Horch worked as production manager for Carl Benz for three years starting in 1896. Horch drew on that to found his own business, August Horch & Cie, in November 1899. Within a year he was road testing his company's first automobile.
Horch established himself as an engineering innovator from the start. His first car had a friction clutch and shaft-driven rear wheels.
He built his first four-cylinder car in 1903 and introduced a six-cylinder model four years later.
Horch cars were considered advanced alternatives to the models produced by large brands including Benz and Mercedes.
In 1904, economic troubles forced Horch to move the company from Cologne to Zwickau in the eastern German state of Saxony and to convert his business into a joint-stock company, a move he would later regret.

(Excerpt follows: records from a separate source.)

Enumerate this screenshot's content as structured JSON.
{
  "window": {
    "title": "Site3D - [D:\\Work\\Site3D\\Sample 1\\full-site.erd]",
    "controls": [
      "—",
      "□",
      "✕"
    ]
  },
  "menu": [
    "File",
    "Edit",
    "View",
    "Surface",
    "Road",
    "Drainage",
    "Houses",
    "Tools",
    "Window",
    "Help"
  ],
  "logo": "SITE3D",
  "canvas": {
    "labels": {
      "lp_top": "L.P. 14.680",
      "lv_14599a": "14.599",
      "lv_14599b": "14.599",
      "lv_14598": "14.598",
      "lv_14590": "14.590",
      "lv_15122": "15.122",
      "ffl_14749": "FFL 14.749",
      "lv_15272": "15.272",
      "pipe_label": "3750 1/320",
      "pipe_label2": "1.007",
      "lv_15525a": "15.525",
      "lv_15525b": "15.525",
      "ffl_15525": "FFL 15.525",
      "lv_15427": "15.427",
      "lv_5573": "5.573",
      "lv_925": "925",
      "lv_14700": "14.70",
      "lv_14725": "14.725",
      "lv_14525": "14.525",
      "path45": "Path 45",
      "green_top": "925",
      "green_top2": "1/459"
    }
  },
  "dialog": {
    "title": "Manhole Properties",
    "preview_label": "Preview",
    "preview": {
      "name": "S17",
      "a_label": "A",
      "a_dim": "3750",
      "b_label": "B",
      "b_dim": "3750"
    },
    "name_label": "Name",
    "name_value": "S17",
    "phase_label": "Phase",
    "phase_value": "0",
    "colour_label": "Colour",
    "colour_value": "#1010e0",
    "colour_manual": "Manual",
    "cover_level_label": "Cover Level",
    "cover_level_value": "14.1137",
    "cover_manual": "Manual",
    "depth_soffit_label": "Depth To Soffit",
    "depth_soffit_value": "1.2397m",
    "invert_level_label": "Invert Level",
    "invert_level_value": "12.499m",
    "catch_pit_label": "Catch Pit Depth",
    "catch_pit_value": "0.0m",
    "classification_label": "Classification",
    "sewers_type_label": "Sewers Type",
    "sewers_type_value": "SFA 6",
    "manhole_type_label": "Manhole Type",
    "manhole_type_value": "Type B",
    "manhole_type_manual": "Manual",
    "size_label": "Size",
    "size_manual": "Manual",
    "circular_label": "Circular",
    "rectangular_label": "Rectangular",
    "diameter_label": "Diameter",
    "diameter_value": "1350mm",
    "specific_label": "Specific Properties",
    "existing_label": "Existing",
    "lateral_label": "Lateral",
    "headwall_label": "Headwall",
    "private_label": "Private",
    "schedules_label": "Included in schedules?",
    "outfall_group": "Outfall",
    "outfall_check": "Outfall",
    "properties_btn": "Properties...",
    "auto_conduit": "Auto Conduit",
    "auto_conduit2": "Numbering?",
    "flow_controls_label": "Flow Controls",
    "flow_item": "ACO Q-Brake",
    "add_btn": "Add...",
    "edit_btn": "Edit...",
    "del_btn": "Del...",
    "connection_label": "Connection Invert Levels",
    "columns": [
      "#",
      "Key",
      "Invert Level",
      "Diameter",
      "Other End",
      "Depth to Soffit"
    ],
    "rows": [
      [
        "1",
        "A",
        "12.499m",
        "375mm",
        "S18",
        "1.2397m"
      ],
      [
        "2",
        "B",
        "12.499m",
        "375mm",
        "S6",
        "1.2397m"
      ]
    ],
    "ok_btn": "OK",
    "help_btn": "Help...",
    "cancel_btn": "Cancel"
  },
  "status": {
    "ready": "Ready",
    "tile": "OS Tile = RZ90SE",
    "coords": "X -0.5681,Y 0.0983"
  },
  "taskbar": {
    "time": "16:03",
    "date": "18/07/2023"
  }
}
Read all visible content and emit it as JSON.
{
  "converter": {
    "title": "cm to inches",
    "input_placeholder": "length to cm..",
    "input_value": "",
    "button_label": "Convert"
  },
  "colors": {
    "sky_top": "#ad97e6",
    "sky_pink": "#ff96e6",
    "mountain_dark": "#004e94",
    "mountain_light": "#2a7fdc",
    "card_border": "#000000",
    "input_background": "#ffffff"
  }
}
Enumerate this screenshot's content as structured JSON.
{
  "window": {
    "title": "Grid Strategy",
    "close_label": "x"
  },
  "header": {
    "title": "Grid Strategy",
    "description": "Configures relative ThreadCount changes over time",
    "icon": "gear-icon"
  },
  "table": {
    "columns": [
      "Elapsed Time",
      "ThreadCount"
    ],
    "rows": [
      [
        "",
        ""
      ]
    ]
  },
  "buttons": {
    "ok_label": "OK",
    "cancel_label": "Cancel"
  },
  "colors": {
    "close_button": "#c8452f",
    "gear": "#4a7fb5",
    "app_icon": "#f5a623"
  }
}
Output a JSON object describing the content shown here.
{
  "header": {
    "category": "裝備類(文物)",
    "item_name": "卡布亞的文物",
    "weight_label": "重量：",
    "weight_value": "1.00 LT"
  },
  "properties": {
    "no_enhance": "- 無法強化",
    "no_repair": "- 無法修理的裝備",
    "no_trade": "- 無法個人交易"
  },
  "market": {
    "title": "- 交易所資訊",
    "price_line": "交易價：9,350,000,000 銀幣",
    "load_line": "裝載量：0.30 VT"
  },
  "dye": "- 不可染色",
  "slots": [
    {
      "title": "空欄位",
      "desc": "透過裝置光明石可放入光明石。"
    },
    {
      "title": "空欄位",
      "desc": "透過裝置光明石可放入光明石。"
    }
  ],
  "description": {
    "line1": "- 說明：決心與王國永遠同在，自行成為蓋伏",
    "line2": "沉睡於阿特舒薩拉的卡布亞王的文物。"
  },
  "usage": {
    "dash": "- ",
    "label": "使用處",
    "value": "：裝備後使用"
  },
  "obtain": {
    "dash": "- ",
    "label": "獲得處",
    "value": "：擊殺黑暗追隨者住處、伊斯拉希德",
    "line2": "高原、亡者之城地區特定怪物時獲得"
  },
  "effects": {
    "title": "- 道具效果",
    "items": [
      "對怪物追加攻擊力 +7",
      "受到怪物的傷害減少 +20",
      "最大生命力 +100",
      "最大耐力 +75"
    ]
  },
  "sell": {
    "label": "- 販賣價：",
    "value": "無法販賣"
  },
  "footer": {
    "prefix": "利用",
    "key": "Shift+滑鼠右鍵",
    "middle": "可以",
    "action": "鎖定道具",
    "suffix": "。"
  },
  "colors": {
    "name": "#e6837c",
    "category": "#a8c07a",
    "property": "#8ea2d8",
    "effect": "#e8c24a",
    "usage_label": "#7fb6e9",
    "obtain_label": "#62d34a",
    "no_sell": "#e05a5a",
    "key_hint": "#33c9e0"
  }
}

Following a dispute in 1909, Horch's shareholders forced him to step down. He later lost the right to use the Horch name on his cars.
The setbacks didn't stop Horch for long. He established a new car company in 1910, naming it Audi, the Latin translation of his surname.
The first Audis were successful in racing and rallying events but demands of the times -- Horch was forced to supply the military with armored vehicles -- slowed the company's development. After World War I, he led Audi and became involved with government boards regulating the automobile, serving as a representative for the auto industry.
Financial difficulties forced Horch to sell Audi to the newly formed Auto Union conglomerate in 1932. That company also had absorbed Horch's former business.
But because of his broad contributions to the auto industry, Horch was named an honorary citizen of Zwickau and became an honorary professor at Braunschweig Technical University prior to his death in 1951. He published his autobiography, I Made Cars, in 1937.